Enter MIT and Google (and are you even surprised?). Hot on the heels of last year’s RAISR, an efficient and accurate super-resolution technique that innovated by combining the best of the old and the new, comes Deep Bilateral Learning for Real-Time Image Enhancement, a performant mobile processing technique that can retouch high-resolution images in realtime.
Other solutions exist to solve this problem already and the authors make a quick study of them in their paper. But the true innovation of the new algorithm lies in the “black box” nature of the software and its being only about 100 megabytes in size. This allows it to run smoothly in realtime on mobile devices (thanks Tensorflow!), while still retaining high-fidelity to the original source.
There are subtle, more creative breakthroughs with this algorithm, too. Most high-resolution processing techniques, including both the traditional and the more recent deep learning solutions, focus either on applying super-resolution to modified low-res images, which is costly and liable to lose data, or doing memory-intensive processing on the original.
MIT/Google’s contribution is to perform image transformations through learned features on a low-resolution version of the image first, and then output a series of affine transformations (transformations that preserve points and edges, and thus sharpness and definition). The way they do this is very interesting, but you can think of it as creating a “recipe” for a transformation that can then be scaled up as coefficients, instead of inefficient pixel upsampling or convolutional transformations at many megapixels of resolution. This, the author’s claim, is magnitudes of speed faster than the current state-of-the-art and can do complex transformations like HDR and human-like retouching prior to the image even being captured.
Prisma and Snapchat have redefined what we thought of as mobile photo filters, and what we thought of as accessible to the common consumer. We’ve reached a point where users can click a button and almost instantly see themselves as a van Gough or Rembrandt, and where they can hold entire video conversations while being convincingly transformed into cats. Realtime data, image and video augmentation is not just one aspect of the future of data. In many ways, it IS the future of data.

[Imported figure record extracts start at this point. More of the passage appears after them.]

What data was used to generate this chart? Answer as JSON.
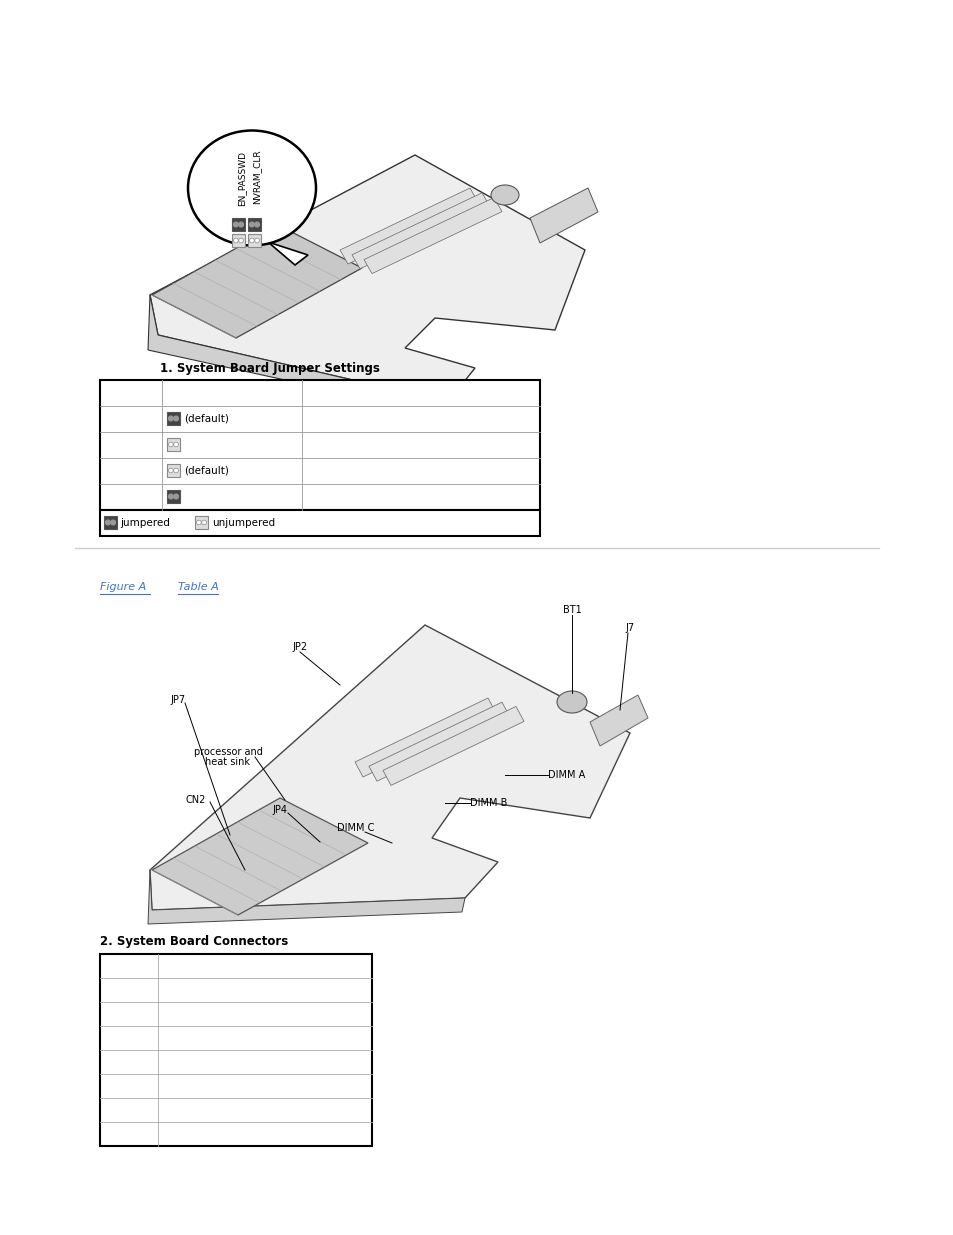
{
  "bg_color": "#ffffff",
  "table1_title": "1. System Board Jumper Settings",
  "table1_title_fontsize": 8.5,
  "table2_title": "2. System Board Connectors",
  "table2_rows": 8,
  "link_color": "#4472C4",
  "figure_a_text": "Figure A",
  "table_a_text": "Table A  ",
  "separator_color": "#cccccc",
  "callout_text1": "EN_PASSWD",
  "callout_text2": "NVRAM_CLR"
}
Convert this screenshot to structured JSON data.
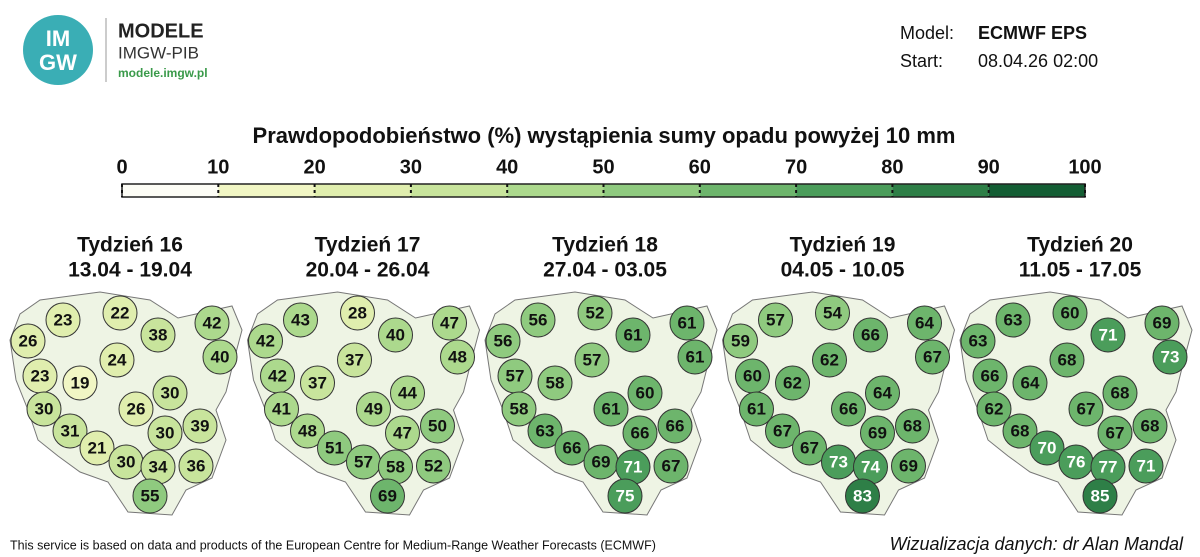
{
  "header": {
    "logo": [
      "IM",
      "GW"
    ],
    "brand": "MODELE",
    "org": "IMGW-PIB",
    "url": "modele.imgw.pl",
    "model_label": "Model:",
    "model": "ECMWF EPS",
    "start_label": "Start:",
    "start": "08.04.26 02:00"
  },
  "title": "Prawdopodobieństwo (%) wystąpienia sumy opadu powyżej 10 mm",
  "colorbar": {
    "ticks": [
      0,
      10,
      20,
      30,
      40,
      50,
      60,
      70,
      80,
      90,
      100
    ],
    "colors": [
      "#fdfdf6",
      "#f1f6c4",
      "#e0eeae",
      "#c8e49c",
      "#acd98d",
      "#8fca7f",
      "#6db56c",
      "#4b9d5b",
      "#2e7f47",
      "#145e34"
    ]
  },
  "maps": [
    {
      "week": "Tydzień 16",
      "dates": "13.04 - 19.04",
      "values": [
        23,
        22,
        38,
        42,
        26,
        24,
        40,
        23,
        19,
        30,
        30,
        26,
        39,
        31,
        30,
        21,
        30,
        34,
        36,
        55
      ]
    },
    {
      "week": "Tydzień 17",
      "dates": "20.04 - 26.04",
      "values": [
        43,
        28,
        40,
        47,
        42,
        37,
        48,
        42,
        37,
        44,
        41,
        49,
        50,
        48,
        47,
        51,
        57,
        58,
        52,
        69
      ]
    },
    {
      "week": "Tydzień 18",
      "dates": "27.04 - 03.05",
      "values": [
        56,
        52,
        61,
        61,
        56,
        57,
        61,
        57,
        58,
        60,
        58,
        61,
        66,
        63,
        66,
        66,
        69,
        71,
        67,
        75
      ]
    },
    {
      "week": "Tydzień 19",
      "dates": "04.05 - 10.05",
      "values": [
        57,
        54,
        66,
        64,
        59,
        62,
        67,
        60,
        62,
        64,
        61,
        66,
        68,
        67,
        69,
        67,
        73,
        74,
        69,
        83
      ]
    },
    {
      "week": "Tydzień 20",
      "dates": "11.05 - 17.05",
      "values": [
        63,
        60,
        71,
        69,
        63,
        68,
        73,
        66,
        64,
        68,
        62,
        67,
        68,
        68,
        67,
        70,
        76,
        77,
        71,
        85
      ]
    }
  ],
  "footer": {
    "source": "This service is based on data and products of the European Centre for Medium-Range Weather Forecasts (ECMWF)",
    "credit": "Wizualizacja danych: dr Alan Mandal"
  }
}
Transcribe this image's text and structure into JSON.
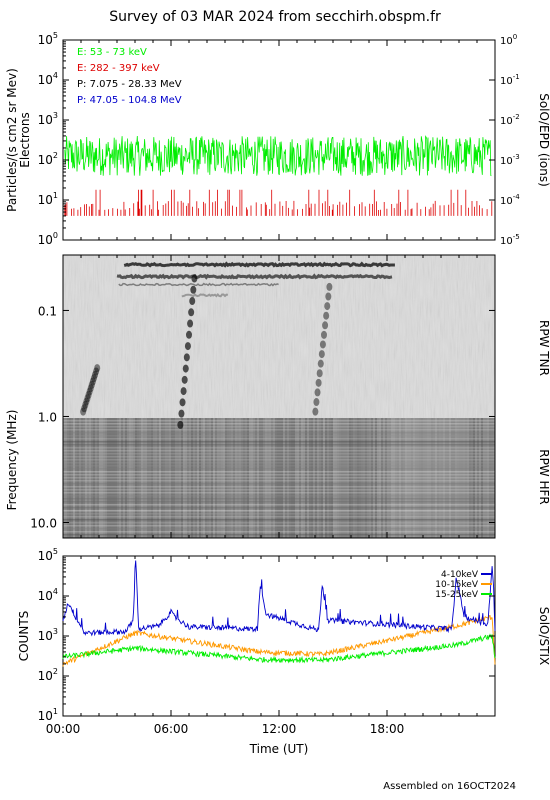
{
  "page": {
    "title": "Survey of 03 MAR 2024 from secchirh.obspm.fr",
    "footer": "Assembled on 16OCT2024"
  },
  "colors": {
    "green": "#00ee00",
    "red": "#dd0000",
    "black": "#000000",
    "blue": "#0000cc",
    "orange": "#ff9900"
  },
  "chart_data": [
    {
      "type": "line",
      "ylabel": "Particles/(s cm2 sr Mev)",
      "ylabel2": "Electrons",
      "right_label": "SolO/EPD (ions)",
      "log_scale": true,
      "ylim": [
        1,
        100000
      ],
      "yticks": [
        {
          "base": "10",
          "exp": "0"
        },
        {
          "base": "10",
          "exp": "1"
        },
        {
          "base": "10",
          "exp": "2"
        },
        {
          "base": "10",
          "exp": "3"
        },
        {
          "base": "10",
          "exp": "4"
        },
        {
          "base": "10",
          "exp": "5"
        }
      ],
      "ylim_right": [
        1e-05,
        1
      ],
      "yticks_right": [
        {
          "base": "10",
          "exp": "-5"
        },
        {
          "base": "10",
          "exp": "-4"
        },
        {
          "base": "10",
          "exp": "-3"
        },
        {
          "base": "10",
          "exp": "-2"
        },
        {
          "base": "10",
          "exp": "-1"
        },
        {
          "base": "10",
          "exp": "0"
        }
      ],
      "legend": [
        {
          "label": "E: 53 - 73 keV",
          "color": "#00ee00"
        },
        {
          "label": "E: 282 - 397 keV",
          "color": "#dd0000"
        },
        {
          "label": "P: 7.075 - 28.33 MeV",
          "color": "#000000"
        },
        {
          "label": "P: 47.05 - 104.8 MeV",
          "color": "#0000cc"
        }
      ],
      "series": [
        {
          "name": "E: 53 - 73 keV",
          "level": 130,
          "noise_low": 40,
          "noise_high": 400
        },
        {
          "name": "E: 282 - 397 keV",
          "level": 8,
          "noise_low": 4,
          "noise_high": 18
        }
      ]
    },
    {
      "type": "heatmap",
      "ylabel": "Frequency (MHz)",
      "yticks": [
        "0.1",
        "1.0",
        "10.0"
      ],
      "right_labels": [
        "RPW TNR",
        "RPW HFR"
      ],
      "log_scale": true,
      "ylim_mhz": [
        0.03,
        14
      ]
    },
    {
      "type": "line",
      "ylabel": "COUNTS",
      "right_label": "SolO/STIX",
      "log_scale": true,
      "ylim": [
        10,
        100000
      ],
      "yticks": [
        {
          "base": "10",
          "exp": "1"
        },
        {
          "base": "10",
          "exp": "2"
        },
        {
          "base": "10",
          "exp": "3"
        },
        {
          "base": "10",
          "exp": "4"
        },
        {
          "base": "10",
          "exp": "5"
        }
      ],
      "xlabel": "Time (UT)",
      "xticks": [
        "00:00",
        "06:00",
        "12:00",
        "18:00"
      ],
      "xlim_hours": [
        0,
        24
      ],
      "legend": [
        {
          "label": "4-10keV",
          "color": "#0000cc"
        },
        {
          "label": "10-15keV",
          "color": "#ff9900"
        },
        {
          "label": "15-25keV",
          "color": "#00ee00"
        }
      ],
      "series": [
        {
          "name": "4-10keV",
          "baseline": 1300,
          "points": [
            [
              0,
              2500
            ],
            [
              0.3,
              7000
            ],
            [
              0.7,
              3000
            ],
            [
              1.2,
              1200
            ],
            [
              3.5,
              1300
            ],
            [
              3.9,
              2500
            ],
            [
              4.05,
              90000
            ],
            [
              4.2,
              1500
            ],
            [
              5.3,
              1800
            ],
            [
              6.0,
              4000
            ],
            [
              6.2,
              3000
            ],
            [
              7.0,
              1700
            ],
            [
              10.8,
              1500
            ],
            [
              10.95,
              20000
            ],
            [
              11.3,
              3500
            ],
            [
              14.2,
              1400
            ],
            [
              14.4,
              20000
            ],
            [
              14.7,
              2500
            ],
            [
              21.6,
              1500
            ],
            [
              21.85,
              30000
            ],
            [
              22.3,
              3000
            ],
            [
              23.6,
              2000
            ],
            [
              23.85,
              60000
            ],
            [
              24,
              1500
            ]
          ]
        },
        {
          "name": "10-15keV",
          "baseline": 190,
          "points": [
            [
              0,
              200
            ],
            [
              4.05,
              1200
            ],
            [
              10.95,
              400
            ],
            [
              14.4,
              350
            ],
            [
              21.85,
              1800
            ],
            [
              23.85,
              3000
            ],
            [
              24,
              200
            ]
          ]
        },
        {
          "name": "15-25keV",
          "baseline": 240,
          "points": [
            [
              0,
              300
            ],
            [
              4.05,
              500
            ],
            [
              10.95,
              260
            ],
            [
              14.4,
              250
            ],
            [
              21.85,
              600
            ],
            [
              23.85,
              1000
            ],
            [
              24,
              250
            ]
          ]
        }
      ]
    }
  ]
}
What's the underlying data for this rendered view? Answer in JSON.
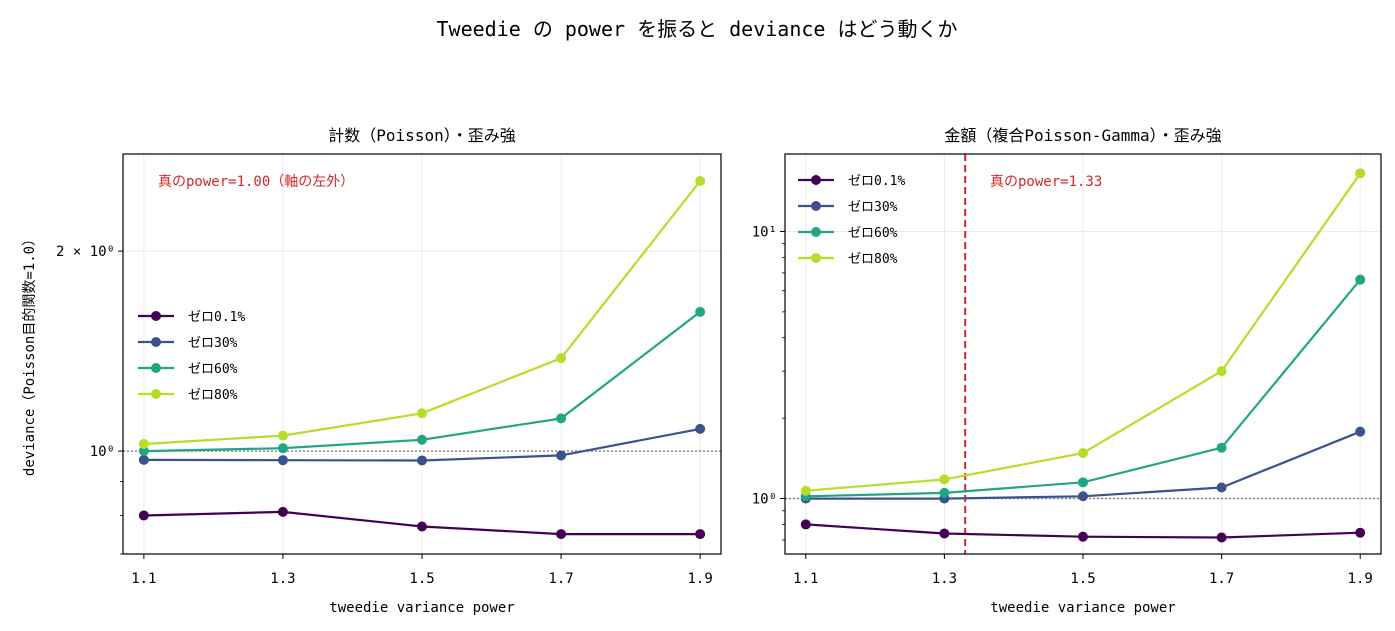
{
  "figure": {
    "title": "Tweedie の power を振ると deviance はどう動くか"
  },
  "chart_data": [
    {
      "type": "line",
      "title": "計数（Poisson）・歪み強",
      "xlabel": "tweedie variance power",
      "ylabel": "deviance（Poisson目的関数=1.0）",
      "yscale": "log",
      "x": [
        1.1,
        1.3,
        1.5,
        1.7,
        1.9
      ],
      "xticks": [
        "1.1",
        "1.3",
        "1.5",
        "1.7",
        "1.9"
      ],
      "ylim": [
        0.7,
        2.8
      ],
      "yticks": [
        {
          "value": 1.0,
          "label": "10⁰"
        },
        {
          "value": 2.0,
          "label": "2 × 10⁰"
        }
      ],
      "reference_line": {
        "y": 1.0,
        "style": "dotted",
        "color": "#808080"
      },
      "annotation": "真のpower=1.00（軸の左外）",
      "legend_position": "center-left",
      "grid": true,
      "series": [
        {
          "name": "ゼロ0.1%",
          "color": "#440154",
          "values": [
            0.8,
            0.81,
            0.77,
            0.75,
            0.75
          ]
        },
        {
          "name": "ゼロ30%",
          "color": "#3b528b",
          "values": [
            0.97,
            0.969,
            0.968,
            0.985,
            1.08
          ]
        },
        {
          "name": "ゼロ60%",
          "color": "#21a585",
          "values": [
            1.0,
            1.01,
            1.04,
            1.12,
            1.62
          ]
        },
        {
          "name": "ゼロ80%",
          "color": "#b5de2b",
          "values": [
            1.025,
            1.055,
            1.14,
            1.38,
            2.55
          ]
        }
      ]
    },
    {
      "type": "line",
      "title": "金額（複合Poisson-Gamma）・歪み強",
      "xlabel": "tweedie variance power",
      "ylabel": "",
      "yscale": "log",
      "x": [
        1.1,
        1.3,
        1.5,
        1.7,
        1.9
      ],
      "xticks": [
        "1.1",
        "1.3",
        "1.5",
        "1.7",
        "1.9"
      ],
      "ylim": [
        0.62,
        19.5
      ],
      "yticks": [
        {
          "value": 1.0,
          "label": "10⁰"
        },
        {
          "value": 10.0,
          "label": "10¹"
        }
      ],
      "reference_line": {
        "y": 1.0,
        "style": "dotted",
        "color": "#808080"
      },
      "true_power_line": {
        "x": 1.33,
        "style": "dashed",
        "color": "#d62728"
      },
      "annotation": "真のpower=1.33",
      "legend_position": "upper-left",
      "grid": true,
      "series": [
        {
          "name": "ゼロ0.1%",
          "color": "#440154",
          "values": [
            0.8,
            0.74,
            0.72,
            0.715,
            0.745
          ]
        },
        {
          "name": "ゼロ30%",
          "color": "#3b528b",
          "values": [
            1.0,
            1.0,
            1.02,
            1.1,
            1.78
          ]
        },
        {
          "name": "ゼロ60%",
          "color": "#21a585",
          "values": [
            1.02,
            1.05,
            1.15,
            1.55,
            6.6
          ]
        },
        {
          "name": "ゼロ80%",
          "color": "#b5de2b",
          "values": [
            1.07,
            1.18,
            1.48,
            3.0,
            16.5
          ]
        }
      ]
    }
  ]
}
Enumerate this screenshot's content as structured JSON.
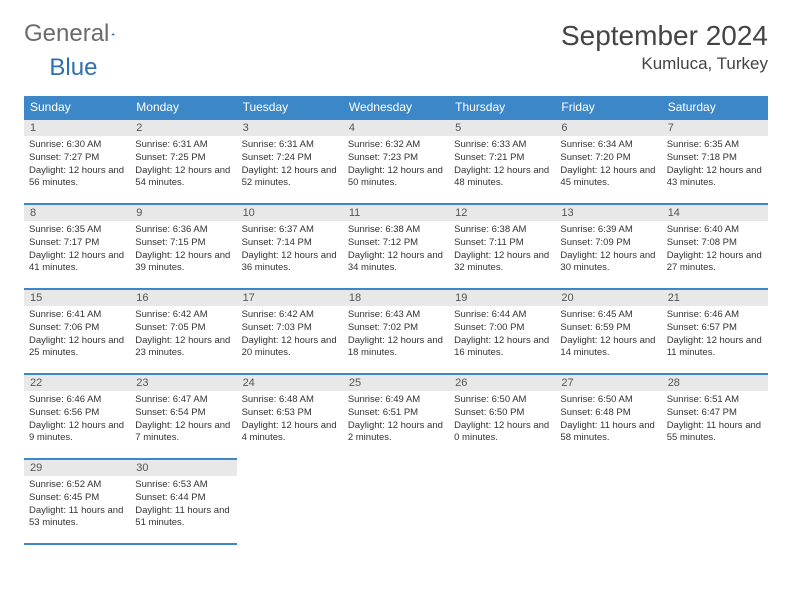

As Google, MIT and other creative innovators continue to show us, that future is an undiscovered country, whose successful traversal will require more than scaling current solutions or throwing more processors at our problems. It will take ingenuity. It will take systems, services and engineers who understand that mobile data processing is no longer a way to merely store information about the world and our lives — it is a way to see and experience them, as well.